Accualy I have UHCI compiled in, as mentioned in my second post and CONFIG_USB_BANDWIDTH is not set.

 *Quote:*   

> Use the setkeycodes utility with the suggested 
> 
> scancode value. For the keycode value, look into /usr/include/linux/input.h, 
> 
> where is a list of all defined Linux keycodes.

 

searched the /usr/include/linux/input.h for keycodes in my dmesg output:

 0xbf not found (KEY_F21 ?)

 #define FF_SAW_UP 0x5b in section "Force feedback periodic effect types"

 0x69 not found (could be KEY_LEFT)

 0x68 not found (KEY_PAGEUP ??)

 #define FF_SINE  0x5a aigain in section "Force feedback periodic effect types"

I don't know what forcefeedback has to do with my mp3 player but I think these are just random codes generated because Xorg (same as when I still had XFree) access the keyboard controller register which maybe is used by USB later. If the code for q or " is generated, it starts repeating, I think.

What to do next??

----------

## dj_choco

Shanachie,

Let's start with the least complex scenario. With only the keyboard and mouse connected, you still get the same behaviour, but less frequently.

Do you have another USB keyboard to test this with? (I've assumed that the Keyboard is USB)

I would start there, then move to trying both the UHCI and EHCI compiled in or both as modules.

----------

## Shanachie

Actually, it's a laptop, sorry should have mentioned that [edit] I have mentioned it  :Smile:  [/edit]. So no USB keyboard, it's connected through serial io. Also, the touchpad keeps working no mather what.

But your right, when only the mouse is connected the problem still happens but far less frequent.

I'm not gonna compile EHCI because I don't have hardware for it, as I mentioned, its not an USB2.0 controller despite the lspci output.
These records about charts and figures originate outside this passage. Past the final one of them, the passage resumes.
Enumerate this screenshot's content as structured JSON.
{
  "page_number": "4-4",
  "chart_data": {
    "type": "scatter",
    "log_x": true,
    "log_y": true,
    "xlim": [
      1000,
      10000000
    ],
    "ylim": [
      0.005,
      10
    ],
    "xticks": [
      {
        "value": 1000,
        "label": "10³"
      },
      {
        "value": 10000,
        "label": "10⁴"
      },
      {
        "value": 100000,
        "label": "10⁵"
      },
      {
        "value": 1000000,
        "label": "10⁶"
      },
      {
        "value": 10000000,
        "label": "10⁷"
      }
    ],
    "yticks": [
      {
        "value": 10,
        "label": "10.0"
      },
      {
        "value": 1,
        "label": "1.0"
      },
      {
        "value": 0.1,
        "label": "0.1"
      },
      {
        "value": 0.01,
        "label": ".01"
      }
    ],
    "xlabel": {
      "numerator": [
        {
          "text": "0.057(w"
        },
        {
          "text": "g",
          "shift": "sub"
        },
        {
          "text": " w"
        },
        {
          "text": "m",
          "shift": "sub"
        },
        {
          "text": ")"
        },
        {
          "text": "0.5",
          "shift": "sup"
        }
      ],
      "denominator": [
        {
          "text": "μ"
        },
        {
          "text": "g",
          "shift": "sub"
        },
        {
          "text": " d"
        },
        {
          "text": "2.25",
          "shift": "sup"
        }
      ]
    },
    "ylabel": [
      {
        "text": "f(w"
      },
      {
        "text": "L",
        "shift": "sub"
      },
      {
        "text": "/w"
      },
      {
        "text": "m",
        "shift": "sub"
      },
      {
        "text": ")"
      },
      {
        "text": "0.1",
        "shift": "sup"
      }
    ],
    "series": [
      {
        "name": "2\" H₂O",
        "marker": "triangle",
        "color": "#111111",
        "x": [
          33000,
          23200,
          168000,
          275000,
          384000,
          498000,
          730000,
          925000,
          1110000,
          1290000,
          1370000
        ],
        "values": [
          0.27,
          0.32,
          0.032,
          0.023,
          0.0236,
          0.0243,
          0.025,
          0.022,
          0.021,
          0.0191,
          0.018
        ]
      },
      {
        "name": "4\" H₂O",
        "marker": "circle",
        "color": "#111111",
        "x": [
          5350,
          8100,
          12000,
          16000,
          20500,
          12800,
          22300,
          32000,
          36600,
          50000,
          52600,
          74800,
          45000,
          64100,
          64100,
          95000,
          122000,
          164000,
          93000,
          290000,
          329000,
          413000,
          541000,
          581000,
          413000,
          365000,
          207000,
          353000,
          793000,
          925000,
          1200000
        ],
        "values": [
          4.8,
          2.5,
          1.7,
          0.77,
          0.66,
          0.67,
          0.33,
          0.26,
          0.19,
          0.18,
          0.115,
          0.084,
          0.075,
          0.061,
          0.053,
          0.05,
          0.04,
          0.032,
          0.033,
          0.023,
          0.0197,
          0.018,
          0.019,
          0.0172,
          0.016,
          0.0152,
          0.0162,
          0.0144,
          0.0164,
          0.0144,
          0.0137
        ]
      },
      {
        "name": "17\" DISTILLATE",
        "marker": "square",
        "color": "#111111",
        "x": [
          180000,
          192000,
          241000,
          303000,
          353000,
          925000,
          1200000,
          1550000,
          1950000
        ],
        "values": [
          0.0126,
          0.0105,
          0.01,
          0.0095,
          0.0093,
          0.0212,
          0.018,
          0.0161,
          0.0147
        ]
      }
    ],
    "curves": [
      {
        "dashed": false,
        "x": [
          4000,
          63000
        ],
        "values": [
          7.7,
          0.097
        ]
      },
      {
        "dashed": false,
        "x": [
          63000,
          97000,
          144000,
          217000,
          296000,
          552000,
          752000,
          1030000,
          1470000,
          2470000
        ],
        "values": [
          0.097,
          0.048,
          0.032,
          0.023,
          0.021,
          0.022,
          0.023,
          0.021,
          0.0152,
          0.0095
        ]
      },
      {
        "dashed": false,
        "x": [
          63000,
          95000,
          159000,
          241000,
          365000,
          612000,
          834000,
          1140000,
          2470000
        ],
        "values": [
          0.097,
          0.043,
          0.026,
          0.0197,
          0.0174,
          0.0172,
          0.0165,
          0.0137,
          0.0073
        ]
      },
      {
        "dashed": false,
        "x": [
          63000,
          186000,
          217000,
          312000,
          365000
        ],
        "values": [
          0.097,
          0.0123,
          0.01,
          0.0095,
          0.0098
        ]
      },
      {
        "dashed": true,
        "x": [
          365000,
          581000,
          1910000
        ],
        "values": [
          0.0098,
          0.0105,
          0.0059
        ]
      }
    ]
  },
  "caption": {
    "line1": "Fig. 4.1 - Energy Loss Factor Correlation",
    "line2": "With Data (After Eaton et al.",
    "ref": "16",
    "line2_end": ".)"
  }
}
I am thinking of getting an USB2.O PC-card for the mp3-player, maybe the problem won't happen with that controller because it not so buggy. I'll keep you updated.

----------

## dj_choco

Yep... you did mention that...   :Embarassed: 

good luck

----------

## gentsquash

 *dj_choco wrote:*   

> ...  From the Gentoo-2.6.9-r6 Kernel:
> 
>  *Quote:*     CONFIG_USB_EHCI_HCD:                                                                        
> 
> The Enhanced Host Controller Interface (EHCI) is standard for USB 2.0 ...   
> ...

 

How does one read/access this information from the kernel, please?

----------

## Taladar

If you use "make config" you have press "?" instead of y/m/n to get this text when you are at the option in question. With "make menuconfig" you just use the help button.

----------